Conclusion: a person being prevented from sleeping solely by such thoughts would be able to fall asleep by closing the eyes and counting sheep

Why? We are told that the kind of thoughts that keep a person from falling asleep can arise in either half of the brain. Further we are told that the activity of closing ones eyes and counting sheep fully occupies the left half of the brain with counting and the right half of the brain with imagining sheep, thereby excluding the sleep-preventing thoughts.

Answer choice (C) states: "Thoughts of sheep would not keep the person awake at that time."

We are told that imagining sheep will occupy the right half of the brain, while counting them will occupy the left half of the brain because that will prevent the kind of thoughts that keep a person from falling asleep.
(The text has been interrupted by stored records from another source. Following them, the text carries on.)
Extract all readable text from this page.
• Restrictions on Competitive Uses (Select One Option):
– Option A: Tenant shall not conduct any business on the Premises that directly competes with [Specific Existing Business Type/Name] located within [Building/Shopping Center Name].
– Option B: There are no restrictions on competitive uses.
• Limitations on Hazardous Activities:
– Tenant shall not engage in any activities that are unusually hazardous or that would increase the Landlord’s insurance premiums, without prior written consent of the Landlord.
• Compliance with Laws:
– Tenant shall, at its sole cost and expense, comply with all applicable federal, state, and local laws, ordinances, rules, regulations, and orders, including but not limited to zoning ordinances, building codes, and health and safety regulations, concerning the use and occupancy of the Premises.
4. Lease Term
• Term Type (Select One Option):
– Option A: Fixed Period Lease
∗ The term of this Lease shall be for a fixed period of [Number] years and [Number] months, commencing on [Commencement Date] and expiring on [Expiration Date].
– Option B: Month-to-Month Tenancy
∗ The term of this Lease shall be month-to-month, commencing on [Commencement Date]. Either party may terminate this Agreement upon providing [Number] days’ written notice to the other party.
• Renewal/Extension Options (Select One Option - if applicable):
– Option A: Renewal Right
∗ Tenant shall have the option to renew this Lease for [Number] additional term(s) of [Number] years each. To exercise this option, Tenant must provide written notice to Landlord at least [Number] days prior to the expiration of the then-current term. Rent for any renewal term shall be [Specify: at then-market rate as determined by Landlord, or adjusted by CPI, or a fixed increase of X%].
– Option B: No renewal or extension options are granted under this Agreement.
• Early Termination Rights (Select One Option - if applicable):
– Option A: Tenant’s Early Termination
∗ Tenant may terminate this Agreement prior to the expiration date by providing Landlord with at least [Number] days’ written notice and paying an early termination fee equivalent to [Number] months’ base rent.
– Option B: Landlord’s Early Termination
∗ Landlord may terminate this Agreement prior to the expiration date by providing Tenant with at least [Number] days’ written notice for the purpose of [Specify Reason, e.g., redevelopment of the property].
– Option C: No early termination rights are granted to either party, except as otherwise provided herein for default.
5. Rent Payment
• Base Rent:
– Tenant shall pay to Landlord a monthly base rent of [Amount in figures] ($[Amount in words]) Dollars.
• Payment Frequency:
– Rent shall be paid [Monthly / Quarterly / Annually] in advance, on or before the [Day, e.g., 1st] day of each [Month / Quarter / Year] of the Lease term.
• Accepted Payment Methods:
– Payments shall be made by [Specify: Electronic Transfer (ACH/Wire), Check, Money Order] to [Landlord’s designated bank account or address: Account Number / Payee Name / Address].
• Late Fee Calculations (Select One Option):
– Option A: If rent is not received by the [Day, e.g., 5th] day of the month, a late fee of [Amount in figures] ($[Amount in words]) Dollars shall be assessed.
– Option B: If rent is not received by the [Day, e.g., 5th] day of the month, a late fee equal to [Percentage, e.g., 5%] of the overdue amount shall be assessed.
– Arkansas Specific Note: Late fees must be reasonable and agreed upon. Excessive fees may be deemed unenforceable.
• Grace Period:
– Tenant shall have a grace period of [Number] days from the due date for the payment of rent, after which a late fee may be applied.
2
However, if - for some reason - the thought of sheep was the exact thought keeping a person awake, then the act of picturing sheep will not exclude sleep-preventing thoughts, i.e. thinking of sheep will only continue to keep the person awake.

Thus, answer choice (C) is the correct answer.

Hope that clears things up! Please let us know if you have any other questions.

Amiracle on November 23, 2015

Why could it not be D?

Rebecca on September 21, 2018

Hello! I've gone ahead and read all of the explanations but I'm still a bit lost. (D) initially seemed like the most reasonable answer even though "whenever" is much broader than what the passage discusses. Thank you

Mehran on September 21, 2018

@sojiman @Rebeccas-Alvarado the problem with (D) is that it is not necessarily true. We are not talking about "thoughts of sheep", we are talking about counting sheep.

Additionally, nothing in the stimulus supports this notion that any time a person thinks about sheep, sleep will be induced.

Hope that helps! Please let us know if you have any other questions.

Maria on March 8 at 11:31PM

Hello!! I would like to understand why it cannot be "B"

Maria on March 8 at 11:31PM

Hello!! I would like to understand why it cannot be "B"

Shunhe on March 28 at 05:29PM

Hi @Maria-Marin,

Thanks for the question! Let’s take a look at what the passage is telling us. We’re told that sleep-preventing thoughts can be excluded by counting sheep because doing so occupies both sides of the brain, and thus, counting sheep can help people who can’t sleep solely because of those thoughts. The passage then asks us which of the following statements must be true. Notice that nowhere in the passage does it state that a person has to normally have a difficult time falling asleep. Perhaps a person can normally fall asleep, but one night, they have sleep-preventing thoughts for whatever reason. There’s nothing in the passage that suggests that that person wouldn’t be able to fall asleep by employing the sheep counting strategy, since it’s likely that they would still be able to occupy both halves of their brain by counting sheep, which would exclude the thoughts and help them sleep. We definitely can’t conclude that only people who normally have a difficult time falling asleep can employ the sheep counting strategy, and so (B) cannot be the right answer.

Hope this helps! Feel free to ask any other questions that you might have.